Feinstein and Nou coded these subdelegations of authority and in each instance they analyzed which officials granted authority, and which officials received authority. They then identified whether the subdelegations of authority involved “political appointees” who take roles under specific presidential administrations, or “civil servants” who remain employed despite a change in presidential administrations.

Feinstein and Nou found that the majority of subdelegations during the 40-year period studied involved political appointees—such as cabinet officials and other officers appointed by the President—delegating their authority to career officials. Ninety-nine percent of delegators were political appointees. Fifty-nine percent of delegates were career officials.

As Feinstein and Nou note, although the number of subdelegations does not necessarily correspond to the scope or significance of such authority, the number of subdelegations may be a useful proxy for the breadth of authority granted.

Feinstein and Nou also discovered a number of trends across these delegations.

First, over the 40-year span, the number of subdelegations to career officials has declined. Feinstein and Nou suggest that this decline in subdelegations exists because, over time, agencies exhaust the authority that they can subdelegate through existing statutes.

Second, Feinstein and Nou note that presidential administrations differ in how much authority they subdelegate. For example, Feinstein and Nou explain that the Reagan Administration issued twice as many subdelegations as the Obama Administration—although that difference could be another function of changes over time.

Third, Feinstein and Nou found that subdelegations, once granted, are rarely reversed. They discovered that delegates receive 33 grants of power for every one revocation of power. The “relative durability” of these subdelegations, Feinstein and Nou suggest, might be attributed to how onerous it is for agencies to reverse course and publish a new rule.

Finally, contributing to the overall number of subdelegations are what Feinstein and Nou call “midnight subdelegations”—subdelegations made in the three months prior to a presidential transition. As they explain, subdelegating authority to career officials could be viewed as the outgoing administration’s way to entrench its policy preferences, because it places power with career officials, rather than with an incoming administration that has a different policy agenda. Feinstein and Nou argue that this practice might also explain why political appointees voluntarily relinquish their power, as the departing administration’s policies can be better safeguarded by career officials.

Feinstein and Nou explain that, for those supportive of increased presidential control, the rise of subdelegations is likely to be concerning. If subdelegations entrench one administration’s policy preferences, even after that administration is no longer in office, this could reduce political accountability and the power of the democratic process. Furthermore, Feinstein and Nou note that presidential administrations have limited resources to identify and then publish a revocation of a previous subdelegation, which means such discretion often remains with career officials.

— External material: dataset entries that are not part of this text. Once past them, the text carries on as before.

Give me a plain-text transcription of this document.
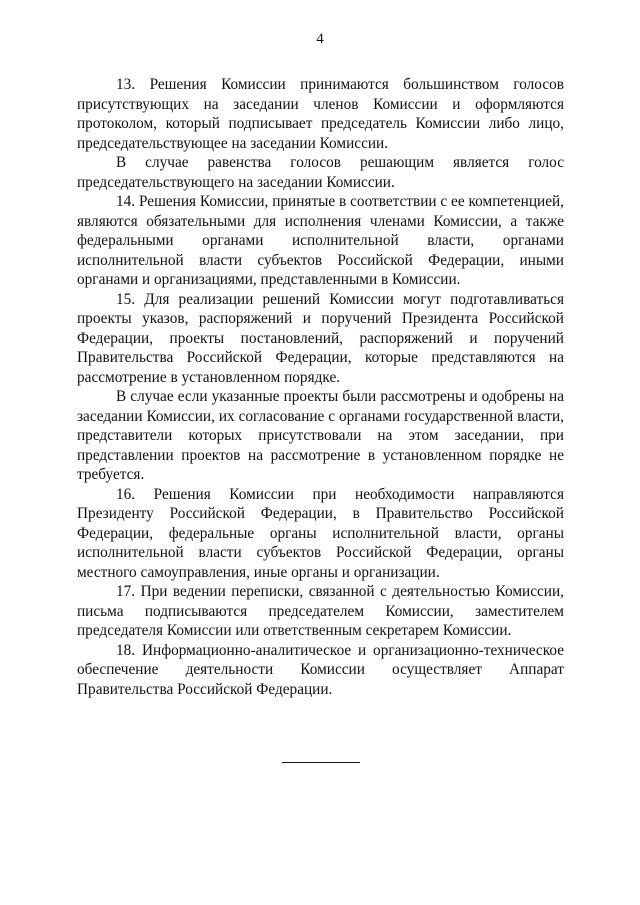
4

13. Решения Комиссии принимаются большинством голосов присутствующих на заседании членов Комиссии и оформляются протоколом, который подписывает председатель Комиссии либо лицо, председательствующее на заседании Комиссии.

В случае равенства голосов решающим является голос председательствующего на заседании Комиссии.

14. Решения Комиссии, принятые в соответствии с ее компетенцией, являются обязательными для исполнения членами Комиссии, а также федеральными органами исполнительной власти, органами исполнительной власти субъектов Российской Федерации, иными органами и организациями, представленными в Комиссии.

15. Для реализации решений Комиссии могут подготавливаться проекты указов, распоряжений и поручений Президента Российской Федерации, проекты постановлений, распоряжений и поручений Правительства Российской Федерации, которые представляются на рассмотрение в установленном порядке.

В случае если указанные проекты были рассмотрены и одобрены на заседании Комиссии, их согласование с органами государственной власти, представители которых присутствовали на этом заседании, при представлении проектов на рассмотрение в установленном порядке не требуется.

16. Решения Комиссии при необходимости направляются Президенту Российской Федерации, в Правительство Российской Федерации, федеральные органы исполнительной власти, органы исполнительной власти субъектов Российской Федерации, органы местного самоуправления, иные органы и организации.

17. При ведении переписки, связанной с деятельностью Комиссии, письма подписываются председателем Комиссии, заместителем председателя Комиссии или ответственным секретарем Комиссии.

18. Информационно-аналитическое и организационно-техническое обеспечение деятельности Комиссии осуществляет Аппарат Правительства Российской Федерации.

For those who are concerned about presidential interference in policymaking, Feinstein and Nou argue that subdelegation can be a “welcome tool.” They note that delegation “can encourage civil servants to develop expertise” which may help promote neutrality in agency decision-making.

Feinstein and Nou propose that to address these tradeoffs between political accountability and agency expertise raised by subdelegations, both the legislative and executive branches should implement review processes that evaluate the costs and benefits of every subdelegation made. Such reviews of these subdelegations would be a step toward establishing the proper roles for agency officials within the executive branch, Feinstein and Nou argue.